The latest UnitedHealthcare study is among the first to examine the impact of plans eligible for health savings accounts (HSAs) on health care costs and utilization among both large and small employers. Some highlights of the study:


The positive impact of HSA plans continued through the second year of enrollment.

This is meaningful because some first year differences in cost and use may have been attributable to a redistribution of elective care services as employees rushed to get care in the baseline year before an anticipated change in their benefits. This dynamic typically levels out in year two, providing a better view of consumer decision-making.

Employers who implemented HSAs showed greater declines in hospital admissions and emergency room visits. At the same time, the number of prescriptions increased over time in the HSA. However, pharmacy costs decreased in the HSA population. This suggests that HSA members are making more prudent health care choices, such as using lower-cost drugs.

Full replacement strategies appear to deepen the impact of HSA plans. When comparing cost and use across employers’ full populations (including traditional plan enrollees when the HSA was offered as an option), employers adopting a full replacement HSA had better cost results for both medical and pharmacy than employers offering an HSA option.

The utilization analysis suggests that large full replacement employers realize lower costs due to a decrease in emergency room visits and lab usage. This highlights the possibility that full replacement members are making more appropriate use of emergency room and lab services.

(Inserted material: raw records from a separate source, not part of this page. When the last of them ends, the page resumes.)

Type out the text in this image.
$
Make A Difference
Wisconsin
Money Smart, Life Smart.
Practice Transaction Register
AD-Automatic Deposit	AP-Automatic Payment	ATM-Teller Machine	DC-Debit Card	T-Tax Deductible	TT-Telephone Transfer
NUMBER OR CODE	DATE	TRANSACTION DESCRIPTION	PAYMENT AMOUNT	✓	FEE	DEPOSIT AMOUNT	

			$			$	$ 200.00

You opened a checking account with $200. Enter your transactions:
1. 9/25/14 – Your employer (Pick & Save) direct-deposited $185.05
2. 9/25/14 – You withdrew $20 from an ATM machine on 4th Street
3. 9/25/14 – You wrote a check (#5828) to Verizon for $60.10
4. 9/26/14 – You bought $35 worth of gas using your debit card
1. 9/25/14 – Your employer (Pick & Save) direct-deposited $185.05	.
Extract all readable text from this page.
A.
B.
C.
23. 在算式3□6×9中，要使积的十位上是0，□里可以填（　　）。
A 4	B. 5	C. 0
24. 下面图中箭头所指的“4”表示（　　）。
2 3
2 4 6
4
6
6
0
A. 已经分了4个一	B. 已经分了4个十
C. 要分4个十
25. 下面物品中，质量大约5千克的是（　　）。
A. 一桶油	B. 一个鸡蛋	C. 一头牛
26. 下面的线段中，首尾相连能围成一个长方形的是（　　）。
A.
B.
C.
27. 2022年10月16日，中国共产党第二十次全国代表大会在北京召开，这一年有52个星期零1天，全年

The study results are consistent with other cross-sectional studies done by UnitedHealthcare on CDH plans. HSAs, especially those with a full replacement strategy, have great potential to slow the growth in health care costs compared to more traditional plans, even after adjusting for the better health found among those with an HSA. The study also confirms that we see a favorable impact for smaller companies.


Consumerism in Health: Insights from Experience

The positive impact of CDH plans has been widely documented, largely based on the experience of health reimbursement account (HRA) and HSA programs. Over the last nine years, UnitedHealthcare has compiled a body of work that measures if and how CDH strategies deliver on their promise – to provide lower costs through better consumer decisions – when compared to more traditional plans. Similarly, UnitedHealthcare has investigated market concerns that threaten to slow the adoption of CDH plans.”


So doesn’t it make sense? How can you save money on your health care, if appropriate, if you think a $5 co-pay is all it costs to see a doctor?  Be well!